Le Premier ministre britannique David Cameron, le 13 novembre 2015 à Londres
Le Premier ministre britannique David Cameron, le 13 novembre 2015 à Londres - NIKLAS HALLE'N AFP

Le conseil Européen qui s’ouvre ce jeudi 18 février fait grincer des dents. Réunis pendant deux jours à Bruxelles, les 28 chefs d’Etats doivent convenir d’un accord sur le Royaume-Uni, qui souhaite obtenir des concessions de ses partenaires européens en échange de son maintien dans l’Union Européenne.

>> A lire aussi: «Brexit » : Comment Cameron compte faire plier l’Union européenne

Jugée « privilégiée » et accusée de faire du chantage, Londres suscite l’exaspération de certains négociateurs : « On a le sentiment de ne participer qu’à un vaste plan com, juste pour aider Cameron à faire gagner le "oui"», a confié l'un deux au Monde. Pourtant la marge de manœuvre du Premier ministre britannique, semble réduite et sa stratégie risquée selon trois experts joints par 20minutes.

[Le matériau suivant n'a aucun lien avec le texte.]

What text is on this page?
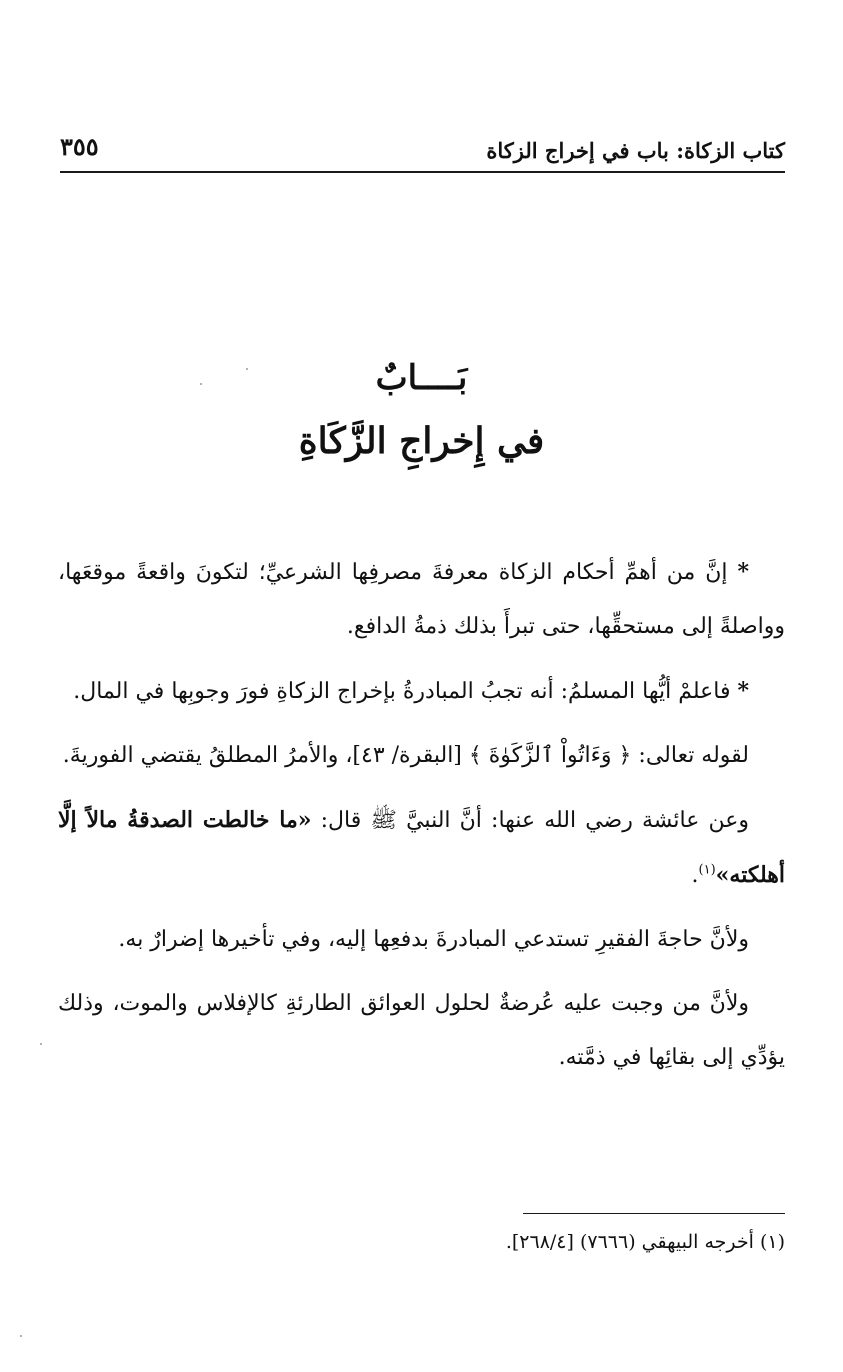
كتاب الزكاة: باب في إخراج الزكاة
٣٥٥
بَــــابٌ
في إِخراجِ الزَّكَاةِ

* إنَّ من أهمِّ أحكام الزكاة معرفةَ مصرفِها الشرعيِّ؛ لتكونَ واقعةً موقعَها، وواصلةً إلى مستحقِّها، حتى تبرأَ بذلك ذمةُ الدافع.

* فاعلمْ أيُّها المسلمُ: أنه تجبُ المبادرةُ بإخراج الزكاةِ فورَ وجوبِها في المال.

لقوله تعالى: ﴿ وَءَاتُواْ ٱلزَّكَوٰةَ ﴾ [البقرة/ ٤٣]، والأمرُ المطلقُ يقتضي الفوريةَ.

وعن عائشة رضي الله عنها: أنَّ النبيَّ ﷺ قال: «ما خالطت الصدقةُ مالاً إلَّا أهلكته»$^{(١)}$.

ولأنَّ حاجةَ الفقيرِ تستدعي المبادرةَ بدفعِها إليه، وفي تأخيرها إضرارٌ به.

ولأنَّ من وجبت عليه عُرضةٌ لحلول العوائق الطارئةِ كالإفلاس والموت، وذلك يؤدِّي إلى بقائِها في ذمَّته.

(١) أخرجه البيهقي (٧٦٦٦) [٢٦٨/٤].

  • Comment David Cameron s’est retrouvé dans cette situation ?

Pour Agnès Alexandre Collier, Professeure de civilisation britannique à l’université de Bourgogne Franche Comté et auteur de l’ouvrage Les habits neufs de David Cameron (Presses de Sciences po, 2010), il faut remonter à 2005 pour expliquer la situation actuelle : « Quand il est élu en 2005, il n’est, à l’époque, qu’un jeune responsable conservateur. On raconte à ce moment-là que pour se faire élire et pour obtenir le soutien des anciens du parti conservateur, il fait des promesses aux eurosceptiques et parmi ces promesses : la tenue d’un référendum ».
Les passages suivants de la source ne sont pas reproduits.